L'arrivo di Can Yaman all'Ariston per la prima serata di Sanremo 2026 ha subito acceso la curiosità e l'entusiasmo. Invitato da Carlo Conti come ospite d’eccezione, l’attore turco non si è sottratto alle domande dei giornalisti, affrontando le polemiche nate dopo il suo recente fermo in Turchia. Ha comunque minimizzato l’episodio, chiarendo: "Non c'è stato nessun caso, erano controlli di routine che fanno a tutti. Sono risultato negativo e mi hanno liberato in meno di 24 ore. La risposta è chiara: ti prendono, ti controllano e se sei bravo ti mandano via. Caso chiuso".

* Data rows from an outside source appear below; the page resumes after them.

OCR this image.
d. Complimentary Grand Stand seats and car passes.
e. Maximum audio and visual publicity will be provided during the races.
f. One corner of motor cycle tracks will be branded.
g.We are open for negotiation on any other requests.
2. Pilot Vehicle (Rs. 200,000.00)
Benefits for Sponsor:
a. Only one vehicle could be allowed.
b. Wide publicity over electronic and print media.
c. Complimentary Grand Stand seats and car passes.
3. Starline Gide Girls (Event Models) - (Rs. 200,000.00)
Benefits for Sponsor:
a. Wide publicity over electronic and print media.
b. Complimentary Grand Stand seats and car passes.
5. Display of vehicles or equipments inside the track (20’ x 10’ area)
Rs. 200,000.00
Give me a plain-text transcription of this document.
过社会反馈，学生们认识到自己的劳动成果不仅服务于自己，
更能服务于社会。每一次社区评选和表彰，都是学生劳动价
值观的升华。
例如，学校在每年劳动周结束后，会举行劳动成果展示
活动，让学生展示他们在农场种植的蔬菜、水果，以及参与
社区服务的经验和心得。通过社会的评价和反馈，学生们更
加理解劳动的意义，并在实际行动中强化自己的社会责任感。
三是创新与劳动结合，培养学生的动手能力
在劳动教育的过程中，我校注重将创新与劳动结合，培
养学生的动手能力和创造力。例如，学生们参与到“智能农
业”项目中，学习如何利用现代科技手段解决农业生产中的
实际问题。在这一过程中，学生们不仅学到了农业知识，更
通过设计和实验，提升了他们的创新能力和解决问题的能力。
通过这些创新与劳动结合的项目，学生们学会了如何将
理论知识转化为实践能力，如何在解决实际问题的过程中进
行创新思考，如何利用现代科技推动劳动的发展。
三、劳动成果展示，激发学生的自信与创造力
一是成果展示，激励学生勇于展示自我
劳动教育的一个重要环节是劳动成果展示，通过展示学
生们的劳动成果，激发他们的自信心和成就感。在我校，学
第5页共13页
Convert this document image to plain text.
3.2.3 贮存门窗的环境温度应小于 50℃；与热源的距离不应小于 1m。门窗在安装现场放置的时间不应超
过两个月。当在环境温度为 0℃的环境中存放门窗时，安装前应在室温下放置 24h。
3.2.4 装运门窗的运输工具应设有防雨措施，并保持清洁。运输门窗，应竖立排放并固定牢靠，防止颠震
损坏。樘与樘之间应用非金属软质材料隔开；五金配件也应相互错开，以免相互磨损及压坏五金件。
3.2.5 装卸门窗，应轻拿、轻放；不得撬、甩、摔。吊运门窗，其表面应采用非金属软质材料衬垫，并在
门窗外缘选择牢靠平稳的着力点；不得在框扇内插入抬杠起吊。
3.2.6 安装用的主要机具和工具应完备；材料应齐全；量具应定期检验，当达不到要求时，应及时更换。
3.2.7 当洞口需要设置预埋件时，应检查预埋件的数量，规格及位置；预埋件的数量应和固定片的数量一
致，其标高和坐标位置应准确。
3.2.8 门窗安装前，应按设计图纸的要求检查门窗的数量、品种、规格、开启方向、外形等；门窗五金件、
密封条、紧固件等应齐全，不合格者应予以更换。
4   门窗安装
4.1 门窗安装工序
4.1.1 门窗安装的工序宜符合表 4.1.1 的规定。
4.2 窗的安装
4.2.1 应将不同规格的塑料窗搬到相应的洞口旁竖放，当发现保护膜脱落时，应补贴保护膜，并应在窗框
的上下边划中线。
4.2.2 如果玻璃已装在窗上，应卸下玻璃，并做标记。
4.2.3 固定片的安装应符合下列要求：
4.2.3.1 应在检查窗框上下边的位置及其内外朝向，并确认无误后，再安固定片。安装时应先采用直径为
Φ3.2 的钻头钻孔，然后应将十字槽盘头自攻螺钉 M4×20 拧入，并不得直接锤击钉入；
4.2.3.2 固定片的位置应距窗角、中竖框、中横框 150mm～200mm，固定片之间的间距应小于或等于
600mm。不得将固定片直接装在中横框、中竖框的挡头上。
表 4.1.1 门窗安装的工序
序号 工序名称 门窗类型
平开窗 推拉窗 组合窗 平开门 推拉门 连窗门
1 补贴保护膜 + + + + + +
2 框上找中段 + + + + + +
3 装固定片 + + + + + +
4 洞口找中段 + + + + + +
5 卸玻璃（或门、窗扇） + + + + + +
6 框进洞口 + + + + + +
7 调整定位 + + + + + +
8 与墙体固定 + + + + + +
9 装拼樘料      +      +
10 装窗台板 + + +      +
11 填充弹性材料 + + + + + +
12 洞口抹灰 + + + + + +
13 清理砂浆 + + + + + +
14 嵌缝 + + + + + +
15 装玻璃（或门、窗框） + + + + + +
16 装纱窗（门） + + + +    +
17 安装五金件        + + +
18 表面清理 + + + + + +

Quando gli è stato chiesto se avrebbe cantato, magari in un duetto con Laura Pausini, Yaman ha scherzato: "Non canterò, non vorrei fare una figuraccia. Se un giorno dovrò fare un personaggio che canta lo farò, ma mi devono pagare bene. Se inizio a cantare torno in Turchia e mi arrestano di nuovo". Ha poi confessato di apprezzare la musica italiana, in particolare quella di Claudio Baglioni, e di avere una vera ammirazione per Laura Pausini.
Non sono mancati aggiornamenti sulla prossima stagione di Sandokan, con l’attore che ha ammesso qualche difficoltà con i tempi delle riprese in Europa, trovandoli eccessivamente lunghi. Ha rivelato che dovrà perdere parecchi chili per rispecchiare il personaggio. E sul fronte sentimentale, una risposta secca che mette a tacere ogni gossip: "Sono single".
Can Yaman ha anche confidato di provare una certa ansia per il palco di Sanremo, pur cercando di non darlo a vedere: "Mi spaventa tutto nella vita, anche Sanremo, ma faccio finta di essere rilassato. Se fossi venuto 5 anni fa non sarebbe andata bene, ora sono maturato e penso sia il momento corretto".